Amid about 100 people Thursday night, only a smattering of hands went up when Willie McKether asked, “Who feels included?”
Mr. McKether, associate dean in the college of languages, literature, and social sciences at the University of Toledo, was the moderator for a conversation on diversity.
One woman, an engineering student, said she feels that her college “is for white, heterosexual men. I have to prove myself every day when I’m in the classroom, every day when I’m on campus.”
Another woman said: “One thing that bothers me is that people judge me by my skin color and people judge me before they talk to me, just because I'm brown.”
The participants, mostly students, spoke freely about race, sexual orientation, gender identity, and disabilities during the session in the student union.
Mr. McKether said the event was meant to be a conversation in which he asked questions to find out how students feel about their sense of belonging as well as having equal access to resources.
“If you feel positive about those things, great, wonderful, but if you don’t, how can we fix those things?” Mr. McKether said. “This provides a wonderful opportunity for you as students to participate in a process of looking forward.
“Tonight really is about looking to the future. You’re the generation of now because you have the chance to shape the direction of this institution as we move forward.”
Students jotted down suggestions and then spoke about them, such as making diversity education mandatory, the way alcohol education is.
The university had already planned a series of “conversations on diversity” when a black student said he was assaulted and racial slurs were used early Sunday at the off-campus fraternity house of Pi Kappa Phi.
Rayshawn Watkins, 19, of Pepper Pike, Ohio, told police that several people punched and kicked him and used slurs during a quarrel over Christmas lights that fell. Mr. Watkins said a man yelled a racial term as he approached the house.
UT President Sharon Gaber said in a campus-wide email that the university had no tolerance for violence against its students.
She said UT police were in contact with Toledo police, who are leading the investigation.
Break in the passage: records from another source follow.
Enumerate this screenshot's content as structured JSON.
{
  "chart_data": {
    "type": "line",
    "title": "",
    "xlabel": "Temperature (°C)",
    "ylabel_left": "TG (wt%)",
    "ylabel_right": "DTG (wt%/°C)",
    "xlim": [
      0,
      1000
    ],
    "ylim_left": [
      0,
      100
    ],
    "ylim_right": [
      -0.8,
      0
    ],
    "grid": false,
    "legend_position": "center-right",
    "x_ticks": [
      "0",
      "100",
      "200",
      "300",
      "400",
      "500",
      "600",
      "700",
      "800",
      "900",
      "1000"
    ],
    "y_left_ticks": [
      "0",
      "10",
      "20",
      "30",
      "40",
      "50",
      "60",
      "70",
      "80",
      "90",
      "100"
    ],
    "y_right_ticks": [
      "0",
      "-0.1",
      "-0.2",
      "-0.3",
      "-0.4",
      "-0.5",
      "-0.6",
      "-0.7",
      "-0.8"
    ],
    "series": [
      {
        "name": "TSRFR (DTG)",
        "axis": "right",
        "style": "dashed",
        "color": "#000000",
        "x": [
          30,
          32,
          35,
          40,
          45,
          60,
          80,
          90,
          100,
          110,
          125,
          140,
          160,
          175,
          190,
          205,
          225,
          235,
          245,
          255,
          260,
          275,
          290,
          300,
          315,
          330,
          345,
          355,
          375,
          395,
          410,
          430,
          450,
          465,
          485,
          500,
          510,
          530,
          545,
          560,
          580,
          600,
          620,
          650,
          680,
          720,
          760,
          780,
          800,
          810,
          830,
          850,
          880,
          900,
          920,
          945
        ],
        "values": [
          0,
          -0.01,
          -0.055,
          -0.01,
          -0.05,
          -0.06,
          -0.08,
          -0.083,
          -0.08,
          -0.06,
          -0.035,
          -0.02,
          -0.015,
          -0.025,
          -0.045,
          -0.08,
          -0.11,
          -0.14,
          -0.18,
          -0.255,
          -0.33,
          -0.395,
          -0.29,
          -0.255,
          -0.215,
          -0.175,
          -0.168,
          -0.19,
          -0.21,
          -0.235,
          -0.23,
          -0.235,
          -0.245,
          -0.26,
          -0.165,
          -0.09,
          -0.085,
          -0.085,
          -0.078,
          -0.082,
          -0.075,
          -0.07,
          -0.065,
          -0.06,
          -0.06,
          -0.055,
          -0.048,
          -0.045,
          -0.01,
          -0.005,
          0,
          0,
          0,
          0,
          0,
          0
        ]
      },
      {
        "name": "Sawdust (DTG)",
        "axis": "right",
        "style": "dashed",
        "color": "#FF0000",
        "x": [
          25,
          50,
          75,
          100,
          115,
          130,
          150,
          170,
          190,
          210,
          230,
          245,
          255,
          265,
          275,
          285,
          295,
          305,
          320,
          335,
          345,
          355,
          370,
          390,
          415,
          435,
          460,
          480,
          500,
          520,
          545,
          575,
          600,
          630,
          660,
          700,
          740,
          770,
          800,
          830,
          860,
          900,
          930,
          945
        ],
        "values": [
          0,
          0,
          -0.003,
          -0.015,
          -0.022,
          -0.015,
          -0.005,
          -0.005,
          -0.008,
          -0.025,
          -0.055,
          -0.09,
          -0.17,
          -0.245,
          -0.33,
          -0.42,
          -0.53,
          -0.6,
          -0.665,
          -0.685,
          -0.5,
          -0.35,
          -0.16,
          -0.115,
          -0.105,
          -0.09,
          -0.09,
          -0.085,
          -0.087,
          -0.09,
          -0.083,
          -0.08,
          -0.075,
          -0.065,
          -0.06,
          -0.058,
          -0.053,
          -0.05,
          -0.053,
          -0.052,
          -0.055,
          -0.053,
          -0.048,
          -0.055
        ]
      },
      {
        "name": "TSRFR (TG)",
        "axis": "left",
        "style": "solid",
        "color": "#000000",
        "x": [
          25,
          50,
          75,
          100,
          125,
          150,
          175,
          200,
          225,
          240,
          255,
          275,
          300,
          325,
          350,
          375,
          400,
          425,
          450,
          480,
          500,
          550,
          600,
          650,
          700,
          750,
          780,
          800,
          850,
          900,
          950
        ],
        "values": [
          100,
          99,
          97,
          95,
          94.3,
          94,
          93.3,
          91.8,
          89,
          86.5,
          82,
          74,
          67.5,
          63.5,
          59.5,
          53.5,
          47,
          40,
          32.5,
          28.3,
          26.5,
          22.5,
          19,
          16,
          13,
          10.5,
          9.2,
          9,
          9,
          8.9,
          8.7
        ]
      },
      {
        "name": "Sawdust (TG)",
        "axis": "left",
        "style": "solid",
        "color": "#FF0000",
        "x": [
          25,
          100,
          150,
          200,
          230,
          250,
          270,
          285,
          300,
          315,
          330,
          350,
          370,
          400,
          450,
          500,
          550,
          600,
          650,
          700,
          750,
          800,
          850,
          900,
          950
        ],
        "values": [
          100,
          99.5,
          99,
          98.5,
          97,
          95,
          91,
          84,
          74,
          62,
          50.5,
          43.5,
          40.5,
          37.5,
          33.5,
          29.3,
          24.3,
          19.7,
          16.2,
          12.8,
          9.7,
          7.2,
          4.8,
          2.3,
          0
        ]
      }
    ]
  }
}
A vice president of the fraternity chapter said Mr. Watkins and his friends trespassed during a private birthday party and called his account “absolutely ludicrous” and said race was not involved. Chapter operations were suspended pending the investigation, a national fraternity spokesman said.
Brad Higgs, a senior social work major, asked early in Thursday’s event for an update on the investigation. Kaye Patten, senior vice president for student affairs, said an investigation is ongoing based on the code of student conduct.
“What I’m asking the university community to do is let the process unfold,” Ms. Patten said.
Ms. Gaber, UT president since July, promoted diversity efforts when she came to the university as a candidate for the presidency.
In November, she appointed Mr. McKether as special assistant to the president for diversity to identify issues and make recommendations on recruiting and retaining minority students and faculty — and on ensuring UT offers an inclusive welcoming community.
Aside from his academic roles, Mr. McKether has been adviser to UT’s Black Student Union. He helped found a mentoring program, Brothers on the Rise, to connect black and Latino male students to faculty and community members. He is a member of the Association of Black Faculty and Staff.
He began his work several months ago by speaking with members of the campus community to understand UT’s “culture of diversity.”
“There have been these ongoing questions about why are we losing or why can we not retain faculty and staff of color at the university,” Mr. McKether told The Blade then.
UT faculty in fall of 2014, the most recent available data, was 79 percent white, while 77 percent of the staff were white. The student body that year was 67 percent white, 12 percent black, and 4 percent Hispanic.
Ms. Gaber, in her email this week, said the community conversations are the start of Mr. McKether’s “comprehensive outreach efforts across campus and in the community to gather input and develop a strategic diversity plan to continually strengthen UT’s commitment to diversity in the years ahead.”
Another conversation with students is scheduled from 6 p.m. to 8 p.m. Wednesday in Room 100, Health Education Building, on the Health Science Campus, the former Medical College of Ohio. A faculty conversation is to be from 5:30 to 7:30 p.m. Tuesday in Room 103, Health Education Building. The staff session is noon to 2 p.m. Thursday in the same room.
A conversation open to all will be held from 6 to 8 p.m. Monday in the Kent branch of the Toledo-Lucas County Public Library.